The novella brutally starts with: “After she was gang-raped, kicked and beaten and left to die on the floor of the filthy boathouse at Rocky Point Park. After she was dragged into the boathouse by the five drunken guys – unless there were six, or seven – and her twelve-year-old daughter screaming Let us go! Don’t hurt us! Please don’t hurt us! After she had been chased by the guys like a pack of dogs jumping their prey, turning her ankle, losing both her high-heeled sandals on the path beside the lagoon" and we hardly find any time to breathe between pages, bound to go through the ordeals and struggles that the mother and daughter have to face. Teena Maguire together with her 12 year old Bethie chose the shorter way home, on the night of 4th of July, and being the victim of a gang rape, she is now left to regret that she has survived.
The dreadful trial, the shame and the blame that the community casts over them leave the two in the impossibility to move forward, until someone decides to take matters into his own hands. Out of love for Teena and to see justice being done. The book finally takes a positive turn when we see the two characters being avenged. Somehow.
Could things have been different? Was it their destiny? Bethie tries to find an answer:
“There was a final shake of the dice. Another time it might have been averted. When Casey said, ‘Teena, let me drive you two home. Wait a minute, I’ll get the car,’ and your mother thanked him and kissed him on the cheek, telling him not to bother – ‘We want to walk, don’t we, Bethie? It’s a perfect night.’”
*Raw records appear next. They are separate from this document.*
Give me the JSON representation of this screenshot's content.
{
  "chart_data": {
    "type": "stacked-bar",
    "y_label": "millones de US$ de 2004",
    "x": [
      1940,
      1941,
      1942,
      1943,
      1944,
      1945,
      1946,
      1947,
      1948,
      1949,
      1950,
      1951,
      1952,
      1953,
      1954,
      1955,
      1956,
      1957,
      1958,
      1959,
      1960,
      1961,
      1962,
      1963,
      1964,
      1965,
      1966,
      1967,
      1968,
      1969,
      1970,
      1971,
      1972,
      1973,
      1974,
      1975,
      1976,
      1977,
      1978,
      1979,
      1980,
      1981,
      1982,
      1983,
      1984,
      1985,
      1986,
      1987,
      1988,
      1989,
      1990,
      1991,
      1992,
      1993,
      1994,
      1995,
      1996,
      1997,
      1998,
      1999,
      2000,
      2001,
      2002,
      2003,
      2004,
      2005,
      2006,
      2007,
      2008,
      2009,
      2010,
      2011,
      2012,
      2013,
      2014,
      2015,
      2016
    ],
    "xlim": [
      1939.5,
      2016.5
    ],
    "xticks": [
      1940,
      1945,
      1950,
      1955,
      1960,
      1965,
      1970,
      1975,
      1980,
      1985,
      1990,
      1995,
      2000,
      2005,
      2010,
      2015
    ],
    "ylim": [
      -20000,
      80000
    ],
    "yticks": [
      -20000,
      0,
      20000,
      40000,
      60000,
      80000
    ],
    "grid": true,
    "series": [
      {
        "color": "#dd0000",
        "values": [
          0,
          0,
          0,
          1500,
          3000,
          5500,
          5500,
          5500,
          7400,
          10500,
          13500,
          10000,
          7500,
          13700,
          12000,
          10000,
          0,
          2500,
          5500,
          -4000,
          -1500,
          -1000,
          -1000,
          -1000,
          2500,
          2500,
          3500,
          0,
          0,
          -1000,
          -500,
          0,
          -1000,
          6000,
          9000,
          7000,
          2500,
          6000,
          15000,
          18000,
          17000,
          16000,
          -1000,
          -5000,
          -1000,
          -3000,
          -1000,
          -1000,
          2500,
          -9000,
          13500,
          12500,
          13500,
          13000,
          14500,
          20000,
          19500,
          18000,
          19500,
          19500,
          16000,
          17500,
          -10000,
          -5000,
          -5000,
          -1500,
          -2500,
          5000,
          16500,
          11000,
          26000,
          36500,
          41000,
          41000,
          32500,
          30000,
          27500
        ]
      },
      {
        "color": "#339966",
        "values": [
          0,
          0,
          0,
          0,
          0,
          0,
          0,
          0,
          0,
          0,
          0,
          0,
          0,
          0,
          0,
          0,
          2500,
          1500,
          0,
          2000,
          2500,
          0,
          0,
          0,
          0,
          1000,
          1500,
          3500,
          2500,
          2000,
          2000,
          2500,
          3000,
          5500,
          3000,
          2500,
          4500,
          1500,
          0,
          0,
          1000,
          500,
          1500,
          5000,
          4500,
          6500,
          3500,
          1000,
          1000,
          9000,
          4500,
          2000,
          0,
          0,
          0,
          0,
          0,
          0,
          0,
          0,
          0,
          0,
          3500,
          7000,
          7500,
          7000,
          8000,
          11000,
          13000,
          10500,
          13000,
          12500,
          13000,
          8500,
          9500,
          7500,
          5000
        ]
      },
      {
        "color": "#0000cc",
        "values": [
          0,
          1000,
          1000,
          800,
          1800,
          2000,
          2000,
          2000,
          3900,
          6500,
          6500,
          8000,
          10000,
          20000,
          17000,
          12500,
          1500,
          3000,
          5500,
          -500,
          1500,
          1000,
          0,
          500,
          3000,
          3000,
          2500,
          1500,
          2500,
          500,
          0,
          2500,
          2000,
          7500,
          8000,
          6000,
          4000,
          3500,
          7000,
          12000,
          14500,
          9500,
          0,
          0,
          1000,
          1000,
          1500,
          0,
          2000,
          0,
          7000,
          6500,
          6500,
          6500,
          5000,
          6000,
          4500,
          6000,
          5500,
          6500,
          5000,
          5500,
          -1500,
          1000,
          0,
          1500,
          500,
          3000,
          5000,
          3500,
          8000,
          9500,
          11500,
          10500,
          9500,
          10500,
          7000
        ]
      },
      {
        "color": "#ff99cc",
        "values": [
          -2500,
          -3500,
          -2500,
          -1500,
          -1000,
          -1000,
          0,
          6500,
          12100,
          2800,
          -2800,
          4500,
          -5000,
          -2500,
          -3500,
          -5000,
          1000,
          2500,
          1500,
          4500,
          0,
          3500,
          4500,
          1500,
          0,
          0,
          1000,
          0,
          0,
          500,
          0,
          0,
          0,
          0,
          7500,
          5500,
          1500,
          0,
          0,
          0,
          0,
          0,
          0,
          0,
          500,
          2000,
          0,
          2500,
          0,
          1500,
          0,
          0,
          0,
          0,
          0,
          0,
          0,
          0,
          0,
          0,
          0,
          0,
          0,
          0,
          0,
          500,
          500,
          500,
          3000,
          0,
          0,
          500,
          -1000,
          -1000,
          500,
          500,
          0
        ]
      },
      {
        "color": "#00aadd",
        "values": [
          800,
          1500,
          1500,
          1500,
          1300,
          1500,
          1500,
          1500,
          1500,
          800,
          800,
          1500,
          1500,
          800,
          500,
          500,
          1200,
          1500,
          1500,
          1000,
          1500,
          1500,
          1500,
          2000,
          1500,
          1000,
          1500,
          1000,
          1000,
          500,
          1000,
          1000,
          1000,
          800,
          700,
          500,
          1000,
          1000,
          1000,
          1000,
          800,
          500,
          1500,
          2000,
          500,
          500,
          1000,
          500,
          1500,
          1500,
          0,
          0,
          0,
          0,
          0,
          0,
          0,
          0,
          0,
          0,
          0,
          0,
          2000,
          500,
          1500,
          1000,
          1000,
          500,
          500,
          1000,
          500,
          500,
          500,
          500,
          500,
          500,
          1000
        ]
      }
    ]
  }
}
It was not a perfect night, but there is hope at the end of the last page.

Read for: Orange in January Challenge and New Authors Challenge

Sunday, January 1, 2012

2012 - It's Dickens Time!

Everybody has heard of Charles Dickens, one of the greatest writers in English literature and I dare say, everybody has read one or more of his works. If not (shame on you!) 2012 is the time to (re)discover him, since the literary world is celebrating 200 years since his birth.
You can find everything about his life here , his works online here or any related event to Dickens 2012 here. Oh, and if you happen to visit London, The Charles Dickens Museum has reopened.
For those pressed for time, the BBC has adapted Dickens' works for the screen and Great Expectations broadcast at the end of 2011 was a total success for the British audience and I loved it, but I still have trouble deciding if it's better or not than the 1998 version...
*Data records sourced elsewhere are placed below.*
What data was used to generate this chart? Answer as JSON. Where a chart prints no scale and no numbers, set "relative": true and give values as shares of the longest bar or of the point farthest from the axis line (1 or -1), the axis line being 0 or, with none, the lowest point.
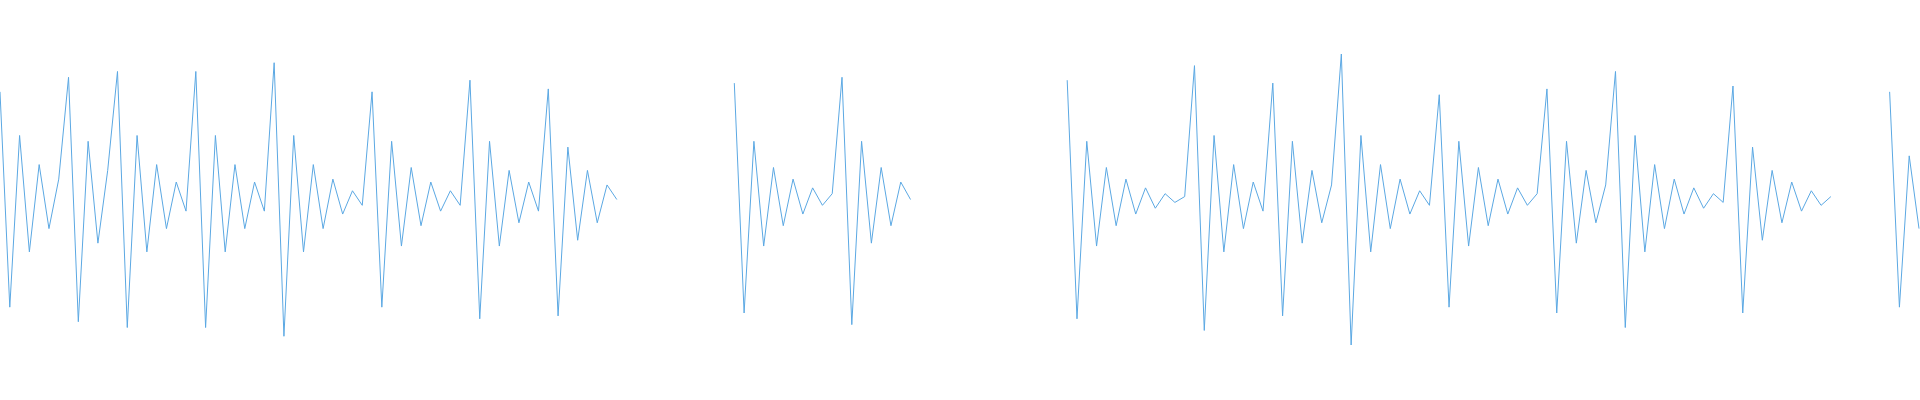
{
  "chart_data": {
    "type": "line",
    "relative": true,
    "categories": [
      null,
      null,
      null,
      null,
      null,
      null,
      null,
      null,
      null,
      null,
      null,
      null,
      null,
      null,
      null,
      null,
      null,
      null,
      null,
      null,
      null,
      null,
      null,
      null,
      null,
      null,
      null,
      null,
      null,
      null,
      null,
      null,
      null,
      null,
      null,
      null,
      null,
      null,
      null,
      null,
      null,
      null,
      null,
      null,
      null,
      null,
      null,
      null,
      null,
      null,
      null,
      null,
      null,
      null,
      null,
      null,
      null,
      null,
      null,
      null,
      null,
      null,
      null,
      null,
      null,
      null,
      null,
      null,
      null,
      null,
      null,
      null,
      null,
      null,
      null,
      null,
      null,
      null,
      null,
      null,
      null,
      null,
      null,
      null,
      null,
      null,
      null,
      null,
      null,
      null,
      null,
      null,
      null,
      null,
      null,
      null,
      null,
      null,
      null,
      null,
      null,
      null,
      null,
      null,
      null,
      null,
      null,
      null,
      null,
      null,
      null,
      null,
      null,
      null,
      null,
      null,
      null,
      null,
      null,
      null,
      null,
      null,
      null,
      null,
      null,
      null,
      null,
      null,
      null,
      null,
      null,
      null,
      null,
      null,
      null,
      null,
      null,
      null,
      null,
      null,
      null,
      null,
      null,
      null,
      null,
      null,
      null,
      null,
      null,
      null,
      null,
      null,
      null,
      null,
      null,
      null,
      null,
      null,
      null,
      null,
      null,
      null,
      null,
      null,
      null,
      null,
      null,
      null,
      null,
      null,
      null,
      null,
      null,
      null,
      null,
      null,
      null,
      null,
      null,
      null,
      null,
      null,
      null,
      null,
      null,
      null,
      null,
      null,
      null,
      null,
      null,
      null,
      null,
      null,
      null,
      null,
      null
    ],
    "series": [
      {
        "color": "#5ba8e3",
        "values": [
          0.87,
          0.13,
          0.72,
          0.32,
          0.62,
          0.4,
          0.57,
          0.92,
          0.08,
          0.7,
          0.35,
          0.6,
          0.94,
          0.06,
          0.72,
          0.32,
          0.62,
          0.4,
          0.56,
          0.46,
          0.94,
          0.06,
          0.72,
          0.32,
          0.62,
          0.4,
          0.56,
          0.46,
          0.97,
          0.03,
          0.72,
          0.32,
          0.62,
          0.4,
          0.57,
          0.45,
          0.53,
          0.48,
          0.87,
          0.13,
          0.7,
          0.34,
          0.61,
          0.41,
          0.56,
          0.46,
          0.53,
          0.48,
          0.91,
          0.09,
          0.7,
          0.34,
          0.6,
          0.42,
          0.56,
          0.46,
          0.88,
          0.1,
          0.68,
          0.36,
          0.6,
          0.42,
          0.55,
          0.5,
          null,
          null,
          null,
          null,
          null,
          null,
          null,
          null,
          null,
          null,
          null,
          null,
          null,
          null,
          null,
          null,
          null,
          null,
          null,
          null,
          null,
          null,
          null,
          null,
          null,
          null,
          null,
          null,
          null,
          null,
          null,
          null,
          null,
          null,
          null,
          null,
          null,
          null,
          null,
          null,
          null,
          null,
          null,
          null,
          null,
          null,
          null,
          null,
          null,
          null,
          null,
          null,
          null,
          null,
          null,
          null,
          null,
          null,
          null,
          null,
          null,
          null,
          null,
          null,
          null,
          null,
          null,
          null,
          null,
          null,
          null,
          null,
          null,
          null,
          null,
          null,
          null,
          null,
          null,
          null,
          null,
          null,
          null,
          null,
          null,
          null,
          null,
          null,
          null,
          null,
          null,
          null,
          null,
          null,
          null,
          null,
          null,
          null,
          null,
          null,
          null,
          null,
          null,
          null,
          null,
          null,
          null,
          null,
          null,
          null,
          null,
          null,
          null,
          null,
          null,
          null,
          null,
          null,
          null,
          null,
          null,
          null,
          null,
          null,
          null,
          null,
          null,
          null,
          null,
          null,
          null,
          null,
          null
        ]
      },
      {
        "color": "#5ba8e3",
        "values": [
          null,
          null,
          null,
          null,
          null,
          null,
          null,
          null,
          null,
          null,
          null,
          null,
          null,
          null,
          null,
          null,
          null,
          null,
          null,
          null,
          null,
          null,
          null,
          null,
          null,
          null,
          null,
          null,
          null,
          null,
          null,
          null,
          null,
          null,
          null,
          null,
          null,
          null,
          null,
          null,
          null,
          null,
          null,
          null,
          null,
          null,
          null,
          null,
          null,
          null,
          null,
          null,
          null,
          null,
          null,
          null,
          null,
          null,
          null,
          null,
          null,
          null,
          null,
          null,
          null,
          null,
          null,
          null,
          null,
          null,
          null,
          null,
          null,
          null,
          null,
          0.9,
          0.11,
          0.7,
          0.34,
          0.61,
          0.41,
          0.57,
          0.45,
          0.54,
          0.48,
          0.52,
          0.92,
          0.07,
          0.7,
          0.35,
          0.61,
          0.41,
          0.56,
          0.5,
          null,
          null,
          null,
          null,
          null,
          null,
          null,
          null,
          null,
          null,
          null,
          null,
          null,
          null,
          null,
          null,
          null,
          null,
          null,
          null,
          null,
          null,
          null,
          null,
          null,
          null,
          null,
          null,
          null,
          null,
          null,
          null,
          null,
          null,
          null,
          null,
          null,
          null,
          null,
          null,
          null,
          null,
          null,
          null,
          null,
          null,
          null,
          null,
          null,
          null,
          null,
          null,
          null,
          null,
          null,
          null,
          null,
          null,
          null,
          null,
          null,
          null,
          null,
          null,
          null,
          null,
          null,
          null,
          null,
          null,
          null,
          null,
          null,
          null,
          null,
          null,
          null,
          null,
          null,
          null,
          null,
          null,
          null,
          null,
          null,
          null,
          null,
          null,
          null,
          null,
          null,
          null,
          null,
          null,
          null,
          null,
          null,
          null,
          null,
          null,
          null,
          null,
          null
        ]
      },
      {
        "color": "#5ba8e3",
        "values": [
          null,
          null,
          null,
          null,
          null,
          null,
          null,
          null,
          null,
          null,
          null,
          null,
          null,
          null,
          null,
          null,
          null,
          null,
          null,
          null,
          null,
          null,
          null,
          null,
          null,
          null,
          null,
          null,
          null,
          null,
          null,
          null,
          null,
          null,
          null,
          null,
          null,
          null,
          null,
          null,
          null,
          null,
          null,
          null,
          null,
          null,
          null,
          null,
          null,
          null,
          null,
          null,
          null,
          null,
          null,
          null,
          null,
          null,
          null,
          null,
          null,
          null,
          null,
          null,
          null,
          null,
          null,
          null,
          null,
          null,
          null,
          null,
          null,
          null,
          null,
          null,
          null,
          null,
          null,
          null,
          null,
          null,
          null,
          null,
          null,
          null,
          null,
          null,
          null,
          null,
          null,
          null,
          null,
          null,
          null,
          null,
          null,
          null,
          null,
          null,
          null,
          null,
          null,
          null,
          null,
          null,
          null,
          null,
          null,
          0.91,
          0.09,
          0.7,
          0.34,
          0.61,
          0.41,
          0.57,
          0.45,
          0.54,
          0.47,
          0.52,
          0.49,
          0.51,
          0.96,
          0.05,
          0.72,
          0.32,
          0.62,
          0.4,
          0.56,
          0.46,
          0.9,
          0.1,
          0.7,
          0.35,
          0.6,
          0.42,
          0.55,
          1,
          0,
          0.72,
          0.32,
          0.62,
          0.4,
          0.57,
          0.45,
          0.53,
          0.48,
          0.86,
          0.13,
          0.7,
          0.34,
          0.61,
          0.41,
          0.57,
          0.45,
          0.54,
          0.48,
          0.52,
          0.88,
          0.11,
          0.7,
          0.35,
          0.6,
          0.42,
          0.55,
          0.94,
          0.06,
          0.72,
          0.32,
          0.62,
          0.4,
          0.57,
          0.45,
          0.54,
          0.47,
          0.52,
          0.49,
          0.89,
          0.11,
          0.68,
          0.36,
          0.6,
          0.42,
          0.56,
          0.46,
          0.53,
          0.48,
          0.51,
          null,
          null,
          null,
          null,
          null,
          null,
          null,
          null,
          null
        ]
      },
      {
        "color": "#5ba8e3",
        "values": [
          null,
          null,
          null,
          null,
          null,
          null,
          null,
          null,
          null,
          null,
          null,
          null,
          null,
          null,
          null,
          null,
          null,
          null,
          null,
          null,
          null,
          null,
          null,
          null,
          null,
          null,
          null,
          null,
          null,
          null,
          null,
          null,
          null,
          null,
          null,
          null,
          null,
          null,
          null,
          null,
          null,
          null,
          null,
          null,
          null,
          null,
          null,
          null,
          null,
          null,
          null,
          null,
          null,
          null,
          null,
          null,
          null,
          null,
          null,
          null,
          null,
          null,
          null,
          null,
          null,
          null,
          null,
          null,
          null,
          null,
          null,
          null,
          null,
          null,
          null,
          null,
          null,
          null,
          null,
          null,
          null,
          null,
          null,
          null,
          null,
          null,
          null,
          null,
          null,
          null,
          null,
          null,
          null,
          null,
          null,
          null,
          null,
          null,
          null,
          null,
          null,
          null,
          null,
          null,
          null,
          null,
          null,
          null,
          null,
          null,
          null,
          null,
          null,
          null,
          null,
          null,
          null,
          null,
          null,
          null,
          null,
          null,
          null,
          null,
          null,
          null,
          null,
          null,
          null,
          null,
          null,
          null,
          null,
          null,
          null,
          null,
          null,
          null,
          null,
          null,
          null,
          null,
          null,
          null,
          null,
          null,
          null,
          null,
          null,
          null,
          null,
          null,
          null,
          null,
          null,
          null,
          null,
          null,
          null,
          null,
          null,
          null,
          null,
          null,
          null,
          null,
          null,
          null,
          null,
          null,
          null,
          null,
          null,
          null,
          null,
          null,
          null,
          null,
          null,
          null,
          null,
          null,
          null,
          null,
          null,
          null,
          null,
          null,
          null,
          null,
          null,
          null,
          null,
          0.87,
          0.13,
          0.65,
          0.4
        ]
      }
    ]
  }
}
"That was a memorable day to me, for it made great changes in me. But, it is the same with any life. Imagine one selected day struck out of it, and think how different its course would have been. Pause you who read this, and think for a moment of the long chain of iron or gold, of thorns or flowers, that would never have bound you, but for the formation of the first link on one memorable day."

"I never had one hour's happiness in her society, and yet my mind all round the four-and-twenty hours was harping on the happiness of having her with me unto death."

Suffering has been stronger than all other teaching, and has taught me to understand what your heart used to be. I have been bent and broken, but - I hope - into a better shape."

Quotes taken from Great Expectations.